During the Asian session, the price of natural gas ranged from $ 8.70 to $ 8.80.
The Biden administration is considering a suggestion to tax oil and gas profits to provide a gas subsidy for U.S.
Oil chart analysis
During Asian trading session, the price of crude oil stalled at $ 121.00, consolidating earlier gains. Saudi Arabia raised the prices for the sale of crude oil in July, thus signaling the continuation of the scarce supply even after the producers from OPEC + agreed to accelerate the increase in production in the next two months. It was decided to “return” only 648,000 barrels from July to the market. Last week, EU ambassadors approved a new set of sanctions against Russia, including a ban on importing Russian oil until the end of this year in 90%.
Also, the official government report on the state of crude oil stocks showed on Thursday that crude oil stocks in the United States fell by as much as 5.07 million barrels. Crude oil traded at $ 119.22 a barrel, down 0.28% from closing on Friday. We could now see a further withdrawal of $ 118.00 in support. If prices fail to find support there, the decline would probably continue to $ 115.00, our previous low.
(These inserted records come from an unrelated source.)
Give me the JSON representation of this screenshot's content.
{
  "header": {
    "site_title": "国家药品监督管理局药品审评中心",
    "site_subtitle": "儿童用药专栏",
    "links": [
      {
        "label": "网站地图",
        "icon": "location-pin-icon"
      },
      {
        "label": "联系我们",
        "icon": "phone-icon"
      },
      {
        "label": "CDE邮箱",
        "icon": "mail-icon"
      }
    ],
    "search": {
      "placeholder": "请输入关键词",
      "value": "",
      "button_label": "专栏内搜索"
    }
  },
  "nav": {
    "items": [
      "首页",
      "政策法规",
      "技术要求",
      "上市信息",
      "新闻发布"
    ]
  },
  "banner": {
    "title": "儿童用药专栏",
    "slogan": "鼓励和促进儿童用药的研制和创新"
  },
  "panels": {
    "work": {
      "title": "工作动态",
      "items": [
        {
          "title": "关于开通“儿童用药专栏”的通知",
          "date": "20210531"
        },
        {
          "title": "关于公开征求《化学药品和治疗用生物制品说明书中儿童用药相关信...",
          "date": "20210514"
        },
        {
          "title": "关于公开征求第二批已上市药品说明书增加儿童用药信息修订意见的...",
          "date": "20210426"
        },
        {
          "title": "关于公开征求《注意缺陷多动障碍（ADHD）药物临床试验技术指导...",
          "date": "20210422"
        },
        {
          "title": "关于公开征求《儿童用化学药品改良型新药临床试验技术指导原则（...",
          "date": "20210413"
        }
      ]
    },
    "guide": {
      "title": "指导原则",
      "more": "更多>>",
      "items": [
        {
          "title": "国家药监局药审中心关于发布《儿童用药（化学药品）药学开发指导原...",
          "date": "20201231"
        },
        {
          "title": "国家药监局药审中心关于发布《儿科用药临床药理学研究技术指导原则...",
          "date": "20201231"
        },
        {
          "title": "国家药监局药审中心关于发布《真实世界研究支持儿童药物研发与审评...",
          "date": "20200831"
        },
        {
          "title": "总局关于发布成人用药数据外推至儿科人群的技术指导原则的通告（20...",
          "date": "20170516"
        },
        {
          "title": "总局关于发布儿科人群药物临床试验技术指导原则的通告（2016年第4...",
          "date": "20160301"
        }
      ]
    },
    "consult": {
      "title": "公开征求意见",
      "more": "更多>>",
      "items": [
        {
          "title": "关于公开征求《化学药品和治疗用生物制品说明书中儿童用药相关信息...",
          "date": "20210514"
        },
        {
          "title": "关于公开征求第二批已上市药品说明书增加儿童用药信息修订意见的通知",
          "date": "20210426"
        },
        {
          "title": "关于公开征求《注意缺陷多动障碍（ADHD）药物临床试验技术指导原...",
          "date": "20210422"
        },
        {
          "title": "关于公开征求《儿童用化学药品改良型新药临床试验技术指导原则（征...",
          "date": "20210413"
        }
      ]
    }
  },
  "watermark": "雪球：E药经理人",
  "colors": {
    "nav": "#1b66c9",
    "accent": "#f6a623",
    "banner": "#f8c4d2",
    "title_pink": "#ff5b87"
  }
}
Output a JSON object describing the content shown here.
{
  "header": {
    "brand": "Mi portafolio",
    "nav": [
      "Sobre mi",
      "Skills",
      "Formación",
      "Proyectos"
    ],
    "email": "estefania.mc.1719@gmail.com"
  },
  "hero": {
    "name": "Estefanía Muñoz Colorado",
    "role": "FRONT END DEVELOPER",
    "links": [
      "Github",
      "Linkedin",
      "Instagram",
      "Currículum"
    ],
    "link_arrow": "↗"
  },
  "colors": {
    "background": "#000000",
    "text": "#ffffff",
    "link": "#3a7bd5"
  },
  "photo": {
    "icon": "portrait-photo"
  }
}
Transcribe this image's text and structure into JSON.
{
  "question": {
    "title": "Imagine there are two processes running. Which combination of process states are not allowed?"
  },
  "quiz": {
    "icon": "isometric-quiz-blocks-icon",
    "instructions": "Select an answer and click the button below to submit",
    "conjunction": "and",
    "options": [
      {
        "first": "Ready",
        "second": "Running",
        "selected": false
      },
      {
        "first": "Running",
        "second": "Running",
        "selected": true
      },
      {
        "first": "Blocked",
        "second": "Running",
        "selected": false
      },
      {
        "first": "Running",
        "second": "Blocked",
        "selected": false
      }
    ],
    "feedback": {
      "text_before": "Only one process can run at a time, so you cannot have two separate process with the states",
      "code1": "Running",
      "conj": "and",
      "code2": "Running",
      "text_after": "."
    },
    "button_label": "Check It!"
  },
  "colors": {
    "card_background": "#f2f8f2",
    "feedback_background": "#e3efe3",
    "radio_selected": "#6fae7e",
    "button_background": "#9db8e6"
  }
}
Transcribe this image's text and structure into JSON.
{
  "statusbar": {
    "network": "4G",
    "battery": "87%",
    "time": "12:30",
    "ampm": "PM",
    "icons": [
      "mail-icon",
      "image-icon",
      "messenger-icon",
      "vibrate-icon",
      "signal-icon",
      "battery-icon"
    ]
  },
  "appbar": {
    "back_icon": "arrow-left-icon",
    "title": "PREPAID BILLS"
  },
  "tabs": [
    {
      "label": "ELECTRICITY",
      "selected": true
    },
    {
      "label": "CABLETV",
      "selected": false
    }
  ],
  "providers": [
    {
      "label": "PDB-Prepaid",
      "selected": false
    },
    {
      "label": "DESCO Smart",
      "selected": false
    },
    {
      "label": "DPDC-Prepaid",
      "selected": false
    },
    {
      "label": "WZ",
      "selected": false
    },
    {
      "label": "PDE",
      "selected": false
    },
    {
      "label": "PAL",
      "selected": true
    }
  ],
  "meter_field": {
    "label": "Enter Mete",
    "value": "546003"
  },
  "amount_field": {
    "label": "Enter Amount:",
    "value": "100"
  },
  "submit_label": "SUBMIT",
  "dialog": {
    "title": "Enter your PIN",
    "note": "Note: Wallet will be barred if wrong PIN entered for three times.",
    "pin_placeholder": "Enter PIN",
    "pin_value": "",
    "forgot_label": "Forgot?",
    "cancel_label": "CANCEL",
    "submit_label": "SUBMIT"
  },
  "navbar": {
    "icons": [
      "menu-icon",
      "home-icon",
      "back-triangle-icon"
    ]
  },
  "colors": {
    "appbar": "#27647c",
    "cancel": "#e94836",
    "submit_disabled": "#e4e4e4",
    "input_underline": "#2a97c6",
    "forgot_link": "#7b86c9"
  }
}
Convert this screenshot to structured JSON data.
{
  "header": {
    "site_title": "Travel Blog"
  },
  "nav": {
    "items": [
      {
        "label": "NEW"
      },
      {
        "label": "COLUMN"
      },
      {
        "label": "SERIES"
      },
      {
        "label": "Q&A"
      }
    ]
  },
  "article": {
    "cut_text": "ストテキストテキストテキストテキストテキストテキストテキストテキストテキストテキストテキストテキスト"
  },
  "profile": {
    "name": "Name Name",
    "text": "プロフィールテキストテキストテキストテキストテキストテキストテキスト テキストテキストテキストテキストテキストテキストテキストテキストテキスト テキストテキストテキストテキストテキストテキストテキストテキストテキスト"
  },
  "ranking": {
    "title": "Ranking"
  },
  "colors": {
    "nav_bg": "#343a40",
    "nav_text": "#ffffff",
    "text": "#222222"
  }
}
Natural gas chart analysis
During the Asian session, the price of natural gas ranged from $ 8.70 to $ 8.80. At the beginning of the European session, the price started, and we saw a jump on the chart to $ 8.92. It could happen once again that we test the $ 9.00 level before we visit the 9.20-9.35 zone of this year’s maximum. For the bearish option, we need a negative consolidation and a return below $ 8.80. After that, we can expect bearish pressure to increase and the price to start falling again. Potential lower support levels are $ 8.60, $ 8.50, $ 8.40 and $ 8.20 previous Friday’s low.
The Biden administration is considering a suggestion to tax oil and gas profits to provide a gas subsidy for U.S. consumers struggling with high energy prices, said deputy director of the National Economic Council Bharat Ramamurti, at a panel sponsored by the Roosevelt Research Center. June 2.
The news followed a similar move by Chancellor Rishi Sunak in the U.K. on May 26 to impose a 25 per cent emergency tax on North Sea energy producers to provide a £ 15 billion ($ 18.9 billion) energy fund subsidy for Britons who pay for rising fuel costs.
The White House considered congressional proposals to increase taxes for energy producers to provide subsidies or tax breaks to households. The proposal would impose a new three-month tax on U.S. oil companies for domestically produced or imported oil.